Et maintenant, Quentin n'y allait définitivement pas.
Chris ignora Gunn. "Tu me sautes vraiment dessus ?"
"J'ai un vol tôt le matin." Les Américains kidnappés étaient sa priorité. J'essaie de trouver comment les faire libérer et comment empêcher qu'ils soient emmenés en premier lieu.
Chris le regarda, visiblement surpris de son refus. En toute honnêteté, c'était probablement la première fois depuis des années qu'il refusait ce type. Après la mort d'Abbie, Quentin avait bu trop d'alcool pendant les temps d'arrêt. C'est peut-être pour cela qu'il ne s'accordait plus trop de congés.
Chris hocha la tête. "D'accord. Bien. Faisons cela."
Quentin frappa son vieil ami sur l'épaule et s'éloigna, le soulagement l'envahissant alors qu'il quittait la salle bondée. La moitié des gens ici voulaient rendre le monde meilleur – il se comptait dans ce groupe. L’autre moitié voulait toujours plus de pouvoir et d’argent. Ce sont eux qui considéraient la violence et les troubles comme une opportunité. C'étaient ces personnes qu'il évitait autant que possible.

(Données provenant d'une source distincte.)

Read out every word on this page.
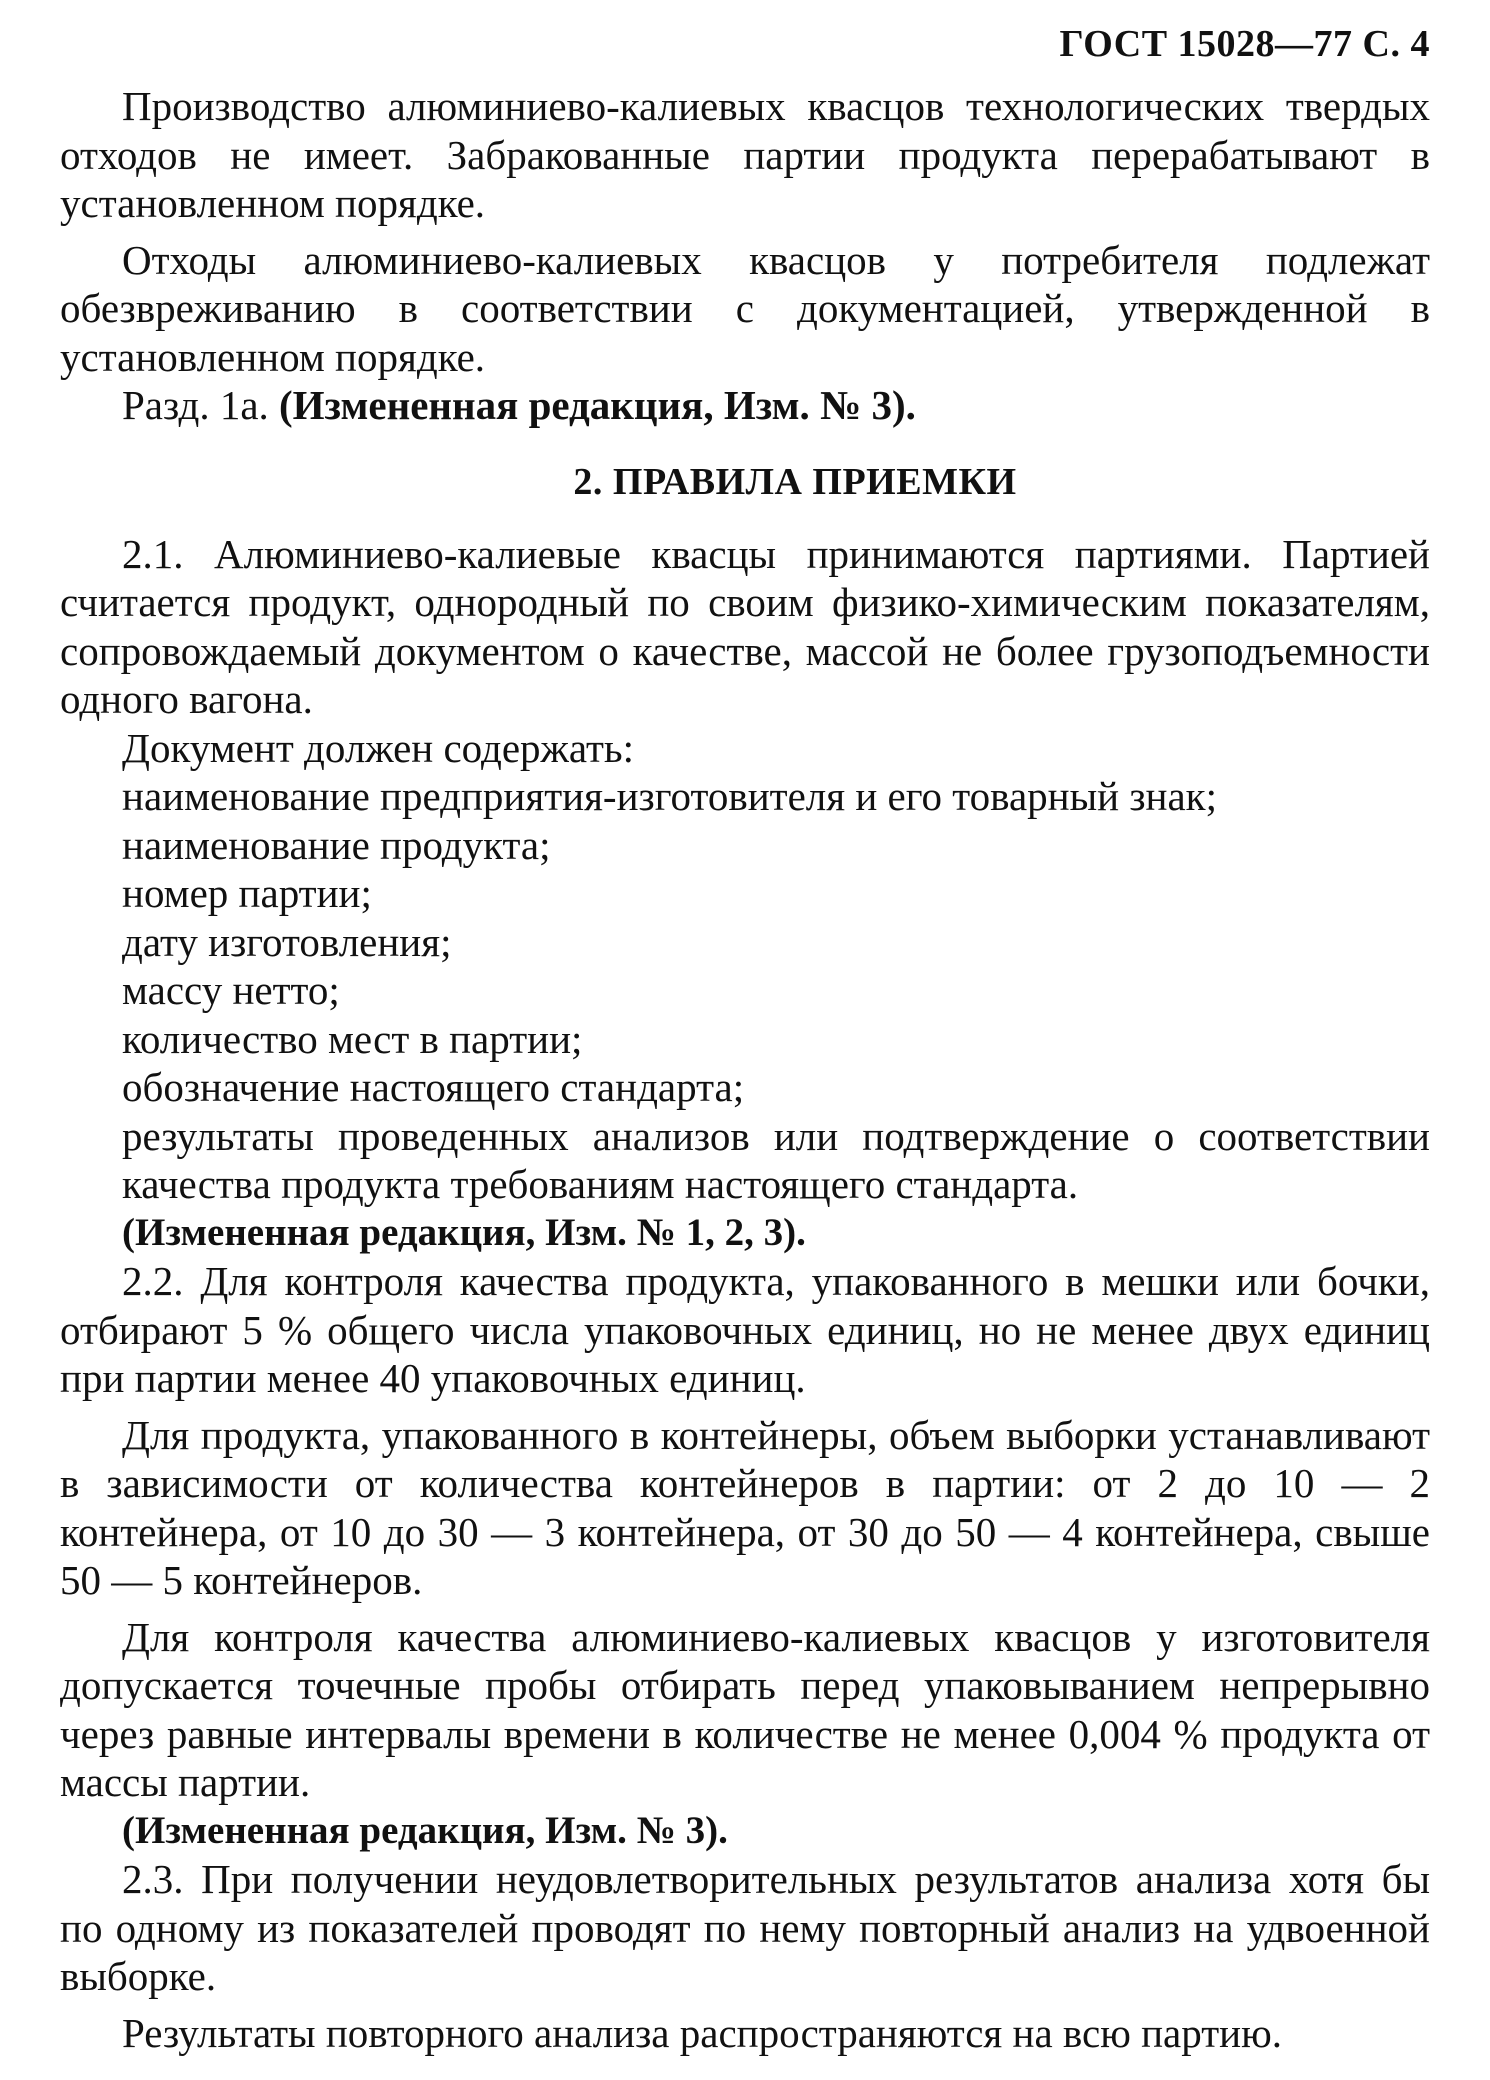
ГОСТ 15028—77 С. 4

Производство алюминиево-калиевых квасцов технологических твердых отходов не имеет. Забракованные партии продукта перерабатывают в установленном порядке.

Отходы алюминиево-калиевых квасцов у потребителя подлежат обезвреживанию в соответствии с документацией, утвержденной в установленном порядке.

Разд. 1а. (Измененная редакция, Изм. № 3).

2. ПРАВИЛА ПРИЕМКИ

2.1. Алюминиево-калиевые квасцы принимаются партиями. Партией считается продукт, однородный по своим физико-химическим показателям, сопровождаемый документом о качестве, массой не более грузоподъемности одного вагона.

Документ должен содержать:

наименование предприятия-изготовителя и его товарный знак;

наименование продукта;

номер партии;

дату изготовления;

массу нетто;

количество мест в партии;

обозначение настоящего стандарта;

результаты проведенных анализов или подтверждение о соответствии качества продукта требованиям настоящего стандарта.

(Измененная редакция, Изм. № 1, 2, 3).

2.2. Для контроля качества продукта, упакованного в мешки или бочки, отбирают 5 % общего числа упаковочных единиц, но не менее двух единиц при партии менее 40 упаковочных единиц.

Для продукта, упакованного в контейнеры, объем выборки устанавливают в зависимости от количества контейнеров в партии: от 2 до 10 — 2 контейнера, от 10 до 30 — 3 контейнера, от 30 до 50 — 4 контейнера, свыше 50 — 5 контейнеров.

Для контроля качества алюминиево-калиевых квасцов у изготовителя допускается точечные пробы отбирать перед упаковыванием непрерывно через равные интервалы времени в количестве не менее 0,004 % продукта от массы партии.

(Измененная редакция, Изм. № 3).

2.3. При получении неудовлетворительных результатов анализа хотя бы по одному из показателей проводят по нему повторный анализ на удвоенной выборке.

Результаты повторного анализа распространяются на всю партию.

Il était reconnaissant de vivre dans une démocratie où les agents fédéraux faisaient de leur mieux pour protéger les plus vulnérables et faire respecter la Constitution. C’était ce qui le liait, lui et ses collègues agents, l’État de droit, le strict respect des règles. Mais en dehors des États-Unis, c’était une autre affaire. C'était son travail de négocier avec des gens qui utilisaient les autres comme marchandises et monnaie d'échange, sans se soucier du bilan humain. Quentin aurait souhaité pouvoir retrouver tous les ravisseurs et les aider à les enfermer à vie, mais tout ce qu'il s'autorisait à espérer était de ramener les otages chez eux. Les rendre à nouveau en sécurité.
Il se contenterait certainement de ça.
Il s'est rendu au bureau d'enregistrement de l'hôtel pour payer sa facture afin de ne pas avoir à le faire le matin. Lorsqu'il se tourna vers le bar, il vit la femme en or, Haley Cramer,
entourée d'hommes puissants rivalisant tous pour attirer son attention.
Un sixième sens lui fit lever les yeux vers lui exactement au même moment. Un message silencieux passa entre eux. Un aussi vieux que le temps, et aucun des deux n’avait l’intention d’agir.
Son expression devint presque triste.
Il se détourna, peu disposé à explorer le puzzle d'une belle femme qui, même entourée d'admirateurs, semblait seule. Peut-être qu'il projetait. Et peut-être qu'il en avait marre d'être seul. Il devrait y être habitué maintenant. Et, s’il était honnête, il avait peur de bouleverser le statu quo, aussi belle que soit la tentation.